Bartolini Tiziana Giovedi, 01/09/2016 - Articolo pubblicato nel mensile NoiDonne di Settembre 2016
“Al rendimento scolastico dei nostri figli, siamo soliti dare un'importanza che è del tutto infondata. E anche questo non è se non rispetto per la piccola virtù del successo. Dovrebbe bastarci che non restassero troppo indietro agli altri, che non si facessero bocciare agli esami; ma noi non ci accontentiamo di questo; vogliamo, da loro, il successo, vogliamo che diano delle soddisfazioni al nostro orgoglio. Se vanno male a scuola, o semplicemente non così bene come noi pretendiamo, subito innalziamo fra loro e noi la bandiera del malcontento costante; prendiamo con loro il tono di voce imbronciato e piagnucoloso di chi lamenta un'offesa. Allora i nostri figli, tediati, s'allontanano da noi. Oppure li assecondiamo nelle loro proteste contro i maestri che non li hanno capiti, ci atteggiamo, insieme con loro, a vittime d'una ingiustizia. E ogni giorno gli correggiamo i compiti, anzi ci sediamo accanto a loro quando fanno i compiti, studiamo con loro le lezioni. In verità la scuola dovrebbe essere fin dal principio, per un ragazzo, la prima battaglia da affrontare da solo, senza di noi; fin dal principio dovrebbe esser chiaro che quello è un suo campo di battaglia, dove noi non possiamo dargli che un soccorso del tutto occasionale e illusorio. E se là subisce ingiustizie o viene incompreso, è necessario lasciargli intendere che non c'è nulla di strano, perché nella vita dobbiamo aspettarci d'esser continuamente incompresi e misconosciuti, e di essere vittime d'ingiustizia: e la sola cosa che importa è non commettere ingiustizia noi stessi. (…)”.

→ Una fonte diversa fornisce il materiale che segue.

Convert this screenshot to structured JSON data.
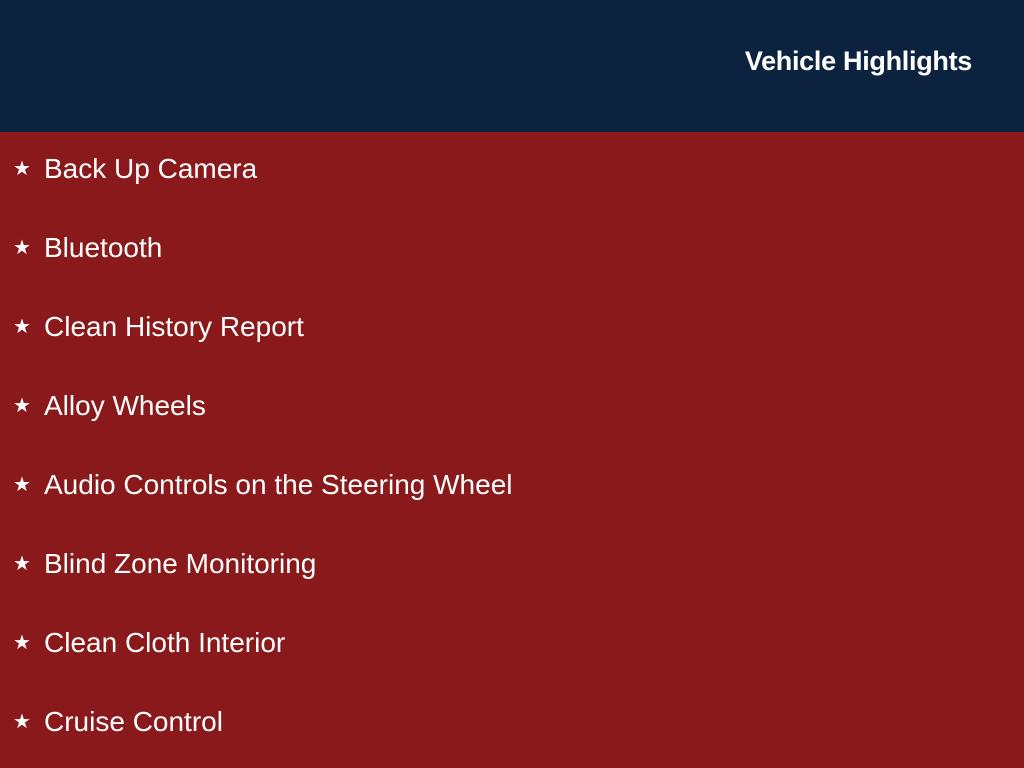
{
  "header": {
    "title": "Vehicle Highlights"
  },
  "icon": "star-icon",
  "colors": {
    "header_bg": "#0c2340",
    "body_bg": "#8a191c",
    "text": "#ffffff"
  },
  "highlights": [
    "Back Up Camera",
    "Bluetooth",
    "Clean History Report",
    "Alloy Wheels",
    "Audio Controls on the Steering Wheel",
    "Blind Zone Monitoring",
    "Clean Cloth Interior",
    "Cruise Control"
  ]
}
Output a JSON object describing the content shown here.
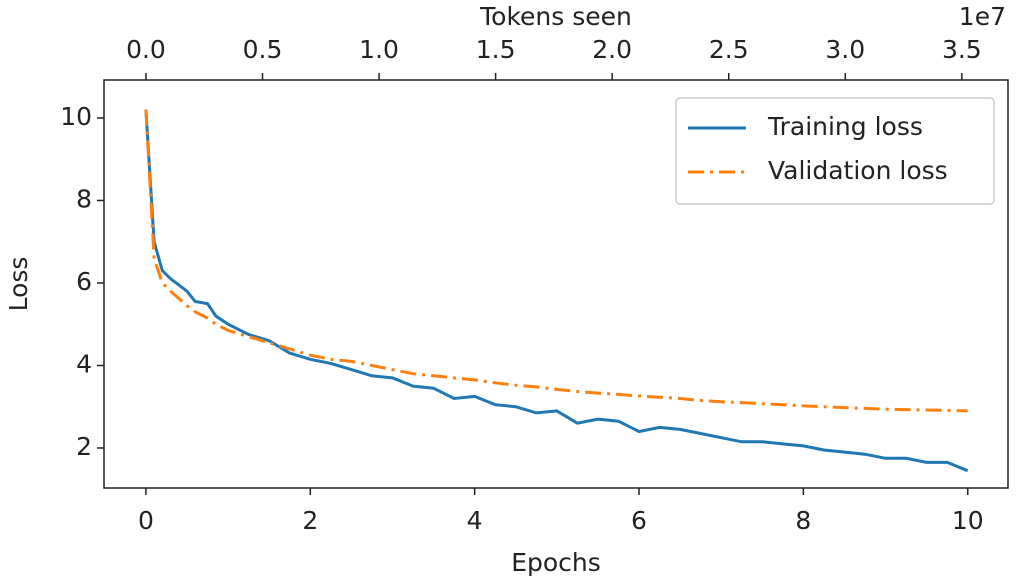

Facciamo ricorso alle parole di Natalia Ginzburg (da Le piccole virtù,1962), ricordandola nel centenario della nascita, per trovare conforto e saggezza. La scuola è sempre un argomento delicato la cui complessità rende impervia qualsiasi sintesi, a partire dalla prospettiva che si sceglie: quella dei genitori o degli insegnanti è diversa dal vissuto dei discenti, che a loro volta contengono mondi non omogenei. Poi c’è la società nel suo insieme, che si aspetta per i/le giovani costruzione di competenze, cultura generale, preparazione professionale. Addirittura un’introduzione alla cittadinanza, erede dell’educazione civica ormai archiviata. Grandi aspettative, molte polemiche, poche consonanze. L’assenza di una rotta condivisa produce paradossi che tengono insieme sperimentazioni ed eccellenze con un alto tasso di abbandono scolastico, edifici all’avanguardia e strutture fatiscenti. La scuola è in evidente affanno. E non sono solo i numeri a raccontarlo, certificati anche dalla Corte dei Conti che ne ha descritto l’impoverimento complessivo (dal 2008 al 2014 tagli per 8 miliardi, meno 100mila dipendenti, meno 16 per cento di spesa per stipendi), ma anche l’età degli/delle insegnanti: il 58 per cento ha più di 50 anni, il 5 per cento meno di 35 (2014). Nella scuola lavora un terzo dei dipendenti statali (prevalentemente donne) in un quotidiano corpo a corpo con un mondo che cambia velocemente. Difficile immaginare, in tale contingenza, che sia la rigidità delle norme a restituire brillantezza allo smalto perduto. Ha ragione Umberto Galimberti (DRepubblica, 30/7/2016) quando osserva che alcune occupazioni investono “non solo il nostro fare, ma soprattutto il nostro essere. Tale è il lavoro del medico, del prete, dell’artista, dello scrittore, e del professore” rispondendo ad una insegnante - Regina Sassanelli - che racconta di essere criticata dai colleghi perché, per superare il gap comunicativo con i suoi allievi, “intrattiene rapporti epistolari pomeridiani tramite whatsapp”, quindi oltre l’orario di lavoro. Viviamo in un tempo in cui la passione e la dedizione per un mestiere possono anche affidarsi alla smorfietta di un emoticon. Ben venga, se consente di restituire autorevolezza ad un ruolo, quello del docente, che nessun accordo sindacale può ricostruire.